La muerte de Dios fue un dispositivo ontológico, la falsa grandilocuencia propia del siglo XX que veía la muerte por todas partes: muerte del arte, muerte de la filosofía, muerte de la metafísica, muerte de la novela, muerte de la tonalidad, muerte de la política... ¡Decretemos hoy la muerte de esas muertes ficticias! Esas falsas noticias servían en otras épocas para montar la escenografía de las paradojas antes del cambio de chaqueta metafísica. La muerte de la filosofía autorizaba libros de filosofía; la muerte de la novela generaba novelas; la muerte del arte, obras de arte, etc. La muerte de Dios produjo lo sagrado, lo divino, lo religioso a cual mejor. Hoy en día, nadamos en esa agua lustral», Michel Onfray, Tratado de Ateología – Física de la Metafísica, Editorial Anagrama, Barcelona, 2006, p.31.
A fé e a razão não são incompatíveis. Como dizia no outro dia a um amigo, a nossa imaginação vai para além dos nossos sentidos, mas o espiríto segue para além da nossa imaginação. Mas a natureza revela-nos grande parte do que podemos conhecer de Deus – os que queiram e/ou são capazes disso. Deus é o que é, nós devemos tentar perceber a razão de Deus e o nosso sentido existencial, sem medo ou medos de perceber ou não todas as perspectivas da questão. Por isso leio livros escritos por ateístas convictos – de Lenine (que morreu, louco, agarrado a uma cadeira, pedindo perdão a Deus), a Voltaire, passando por Bakunin e Karl Marx.
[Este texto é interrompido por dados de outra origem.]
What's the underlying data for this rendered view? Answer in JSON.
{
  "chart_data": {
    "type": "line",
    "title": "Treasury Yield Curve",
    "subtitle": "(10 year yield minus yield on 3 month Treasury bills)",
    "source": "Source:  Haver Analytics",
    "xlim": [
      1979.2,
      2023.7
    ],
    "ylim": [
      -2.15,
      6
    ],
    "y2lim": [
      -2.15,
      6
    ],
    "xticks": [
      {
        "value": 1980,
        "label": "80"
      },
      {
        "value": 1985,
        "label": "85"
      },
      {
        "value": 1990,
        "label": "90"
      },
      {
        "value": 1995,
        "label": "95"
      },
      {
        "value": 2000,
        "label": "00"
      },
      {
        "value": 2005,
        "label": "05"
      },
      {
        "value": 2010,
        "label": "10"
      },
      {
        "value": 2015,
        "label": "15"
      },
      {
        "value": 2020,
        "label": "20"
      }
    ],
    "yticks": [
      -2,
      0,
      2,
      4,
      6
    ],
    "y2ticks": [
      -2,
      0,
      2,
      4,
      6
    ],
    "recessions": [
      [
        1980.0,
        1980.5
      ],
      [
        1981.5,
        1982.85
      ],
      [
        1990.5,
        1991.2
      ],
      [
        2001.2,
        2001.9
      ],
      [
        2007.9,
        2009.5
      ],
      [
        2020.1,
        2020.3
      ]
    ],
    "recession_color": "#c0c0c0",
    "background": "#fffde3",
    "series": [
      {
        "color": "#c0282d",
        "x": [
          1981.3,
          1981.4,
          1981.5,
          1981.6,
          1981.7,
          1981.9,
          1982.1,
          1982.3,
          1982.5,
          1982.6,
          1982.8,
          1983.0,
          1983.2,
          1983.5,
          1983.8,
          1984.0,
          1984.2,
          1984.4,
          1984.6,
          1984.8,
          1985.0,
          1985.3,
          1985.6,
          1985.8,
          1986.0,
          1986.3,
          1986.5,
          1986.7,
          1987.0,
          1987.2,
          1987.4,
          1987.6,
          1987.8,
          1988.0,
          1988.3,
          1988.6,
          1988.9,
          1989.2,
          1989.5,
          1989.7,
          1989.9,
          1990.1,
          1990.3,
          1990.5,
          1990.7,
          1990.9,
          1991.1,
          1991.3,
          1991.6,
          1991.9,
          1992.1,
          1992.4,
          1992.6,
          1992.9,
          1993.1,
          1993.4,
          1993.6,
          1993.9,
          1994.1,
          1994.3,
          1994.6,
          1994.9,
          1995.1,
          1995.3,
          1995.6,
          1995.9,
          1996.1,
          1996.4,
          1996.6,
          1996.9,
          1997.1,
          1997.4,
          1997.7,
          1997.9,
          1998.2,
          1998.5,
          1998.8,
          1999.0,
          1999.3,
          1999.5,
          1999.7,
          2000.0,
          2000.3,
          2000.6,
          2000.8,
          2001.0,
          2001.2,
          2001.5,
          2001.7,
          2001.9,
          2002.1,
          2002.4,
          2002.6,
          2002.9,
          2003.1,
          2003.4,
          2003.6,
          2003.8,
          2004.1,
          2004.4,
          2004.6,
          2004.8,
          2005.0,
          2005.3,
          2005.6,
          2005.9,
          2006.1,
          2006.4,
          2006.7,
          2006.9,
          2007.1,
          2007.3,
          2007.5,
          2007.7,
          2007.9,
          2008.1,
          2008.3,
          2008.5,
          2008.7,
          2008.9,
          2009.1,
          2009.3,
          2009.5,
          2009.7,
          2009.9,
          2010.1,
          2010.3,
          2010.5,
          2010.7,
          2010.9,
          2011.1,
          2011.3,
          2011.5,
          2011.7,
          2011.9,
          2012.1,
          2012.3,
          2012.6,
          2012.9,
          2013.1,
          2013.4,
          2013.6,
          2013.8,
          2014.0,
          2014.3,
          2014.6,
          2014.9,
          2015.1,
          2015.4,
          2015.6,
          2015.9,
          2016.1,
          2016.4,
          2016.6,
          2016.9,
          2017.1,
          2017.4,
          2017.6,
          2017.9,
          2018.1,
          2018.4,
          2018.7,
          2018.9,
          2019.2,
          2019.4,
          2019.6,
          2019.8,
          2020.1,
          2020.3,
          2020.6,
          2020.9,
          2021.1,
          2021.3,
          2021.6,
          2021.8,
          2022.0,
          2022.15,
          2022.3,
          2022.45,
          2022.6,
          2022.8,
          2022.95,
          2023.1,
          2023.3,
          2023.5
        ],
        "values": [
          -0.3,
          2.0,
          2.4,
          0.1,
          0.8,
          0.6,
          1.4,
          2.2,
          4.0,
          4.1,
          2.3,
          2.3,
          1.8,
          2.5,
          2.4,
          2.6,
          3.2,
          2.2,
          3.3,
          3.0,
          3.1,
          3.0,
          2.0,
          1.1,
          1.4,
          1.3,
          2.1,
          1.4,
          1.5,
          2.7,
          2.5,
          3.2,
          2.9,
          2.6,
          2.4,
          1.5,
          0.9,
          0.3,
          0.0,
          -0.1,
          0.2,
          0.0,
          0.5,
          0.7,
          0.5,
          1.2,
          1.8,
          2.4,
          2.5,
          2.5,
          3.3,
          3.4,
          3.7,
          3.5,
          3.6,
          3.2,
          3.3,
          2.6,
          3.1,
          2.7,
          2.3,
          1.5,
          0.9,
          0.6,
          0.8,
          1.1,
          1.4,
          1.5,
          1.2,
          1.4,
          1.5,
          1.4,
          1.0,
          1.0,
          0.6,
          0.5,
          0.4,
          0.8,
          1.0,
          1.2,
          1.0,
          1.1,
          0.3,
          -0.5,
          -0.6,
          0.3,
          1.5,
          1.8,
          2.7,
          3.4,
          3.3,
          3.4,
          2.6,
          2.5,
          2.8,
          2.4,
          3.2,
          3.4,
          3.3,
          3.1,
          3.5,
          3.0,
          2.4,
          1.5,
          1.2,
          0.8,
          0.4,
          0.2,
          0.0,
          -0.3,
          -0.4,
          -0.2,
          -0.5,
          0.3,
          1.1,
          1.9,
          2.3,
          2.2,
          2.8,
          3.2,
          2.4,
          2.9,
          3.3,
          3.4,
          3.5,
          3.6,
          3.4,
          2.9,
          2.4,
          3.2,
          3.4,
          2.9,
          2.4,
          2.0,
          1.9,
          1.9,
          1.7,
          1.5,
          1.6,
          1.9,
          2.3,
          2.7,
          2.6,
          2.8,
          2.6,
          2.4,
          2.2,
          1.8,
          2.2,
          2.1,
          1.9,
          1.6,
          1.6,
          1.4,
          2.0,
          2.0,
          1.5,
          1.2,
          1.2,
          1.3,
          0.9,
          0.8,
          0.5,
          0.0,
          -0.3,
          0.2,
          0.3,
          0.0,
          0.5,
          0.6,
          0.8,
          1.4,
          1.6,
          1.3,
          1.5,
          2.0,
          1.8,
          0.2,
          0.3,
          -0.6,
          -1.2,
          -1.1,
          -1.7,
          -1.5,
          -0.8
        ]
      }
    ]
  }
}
Sobre estes ateístas muito haveria a dizer, mas tomemos o exemplo de Karl Marx. Sendo cristão enquanto jovem, descreu de Deus por causa do mal que grassa no Mundo (o seu poema dramático Oulanen[1] é uma prova bastante disso – não de que seria discípulo de Satanás, como defende Richard Wurmbrand), imputando a responsabilidade a Deus. Abraçou o pensamento socialista que é, na verdade, o que existe de mais próximo do cristianismo mas que, do ponto de vista do materialismo, procura infirmar. Seja como for, Marx não é nem deve ser ser tido como a grande luz nesta questão, pois também condenava a aristocracia, mas casou-se com uma mulher rica, defendia o proletariado, mas achava que a escravidão dos negros (nomeadamente a dos negros levados escravos para o Brasil) era coisa natural e necessária ao desenvolvimento social e económico. O homem é forte, poderoso, perante o seu próximo – por ter poder, dinheiro, notoriedade social, pensar saber mais, ter um título académico (todas elas formas de alimentar a opressão social), mas quando chega o momento da grande aventura…
Não é preciso ser-se cartesiano ou ontológico como Santo Anselmo ou Kant… nem têm os ateus, hoje, de provar que crêm ou não, como Atenagora de Atenas teve de provar a Marco Aurélio e Aurélio Cómodo que os cristãos "não eram ateus", que acreditavam em Deus. Não crer é um direito - uma conquista civilizacional; assim como crer é da natureza do homem. O paradoxo é que os que acusam os crentes de irracionalidade, por crerem em algo para além das evidências da matéria, acabam por agir irracionalmente ao atacarem a fé como se ela fosse uma doença, algo contra natura. Tornam-se, na verdade, inquisidores laicos, ou inquisidores do ateísmo militante e/ou não esclarecido. Um exercício de racionalidade sobre Deus é/será a última coisa que um cristão ou outro deísta evita(rá). Na verdade, pensar Deus com a razão esclarecida é aproximar-se dEle. Ou será que não? [2]
Imagem: Capa da Revista Y-Jesus
Notas:
[1] Texto que pode ser encontrado na colectânea de textos de Karl Marx em http://www.marxists.org/
[2] Para quem tem paciência, fica esta sujestão de leitura: JESUS COMPLEX – WAS HE CRAZY, A PATHOLOGICAL LIAR, OR THE SON OF GOD?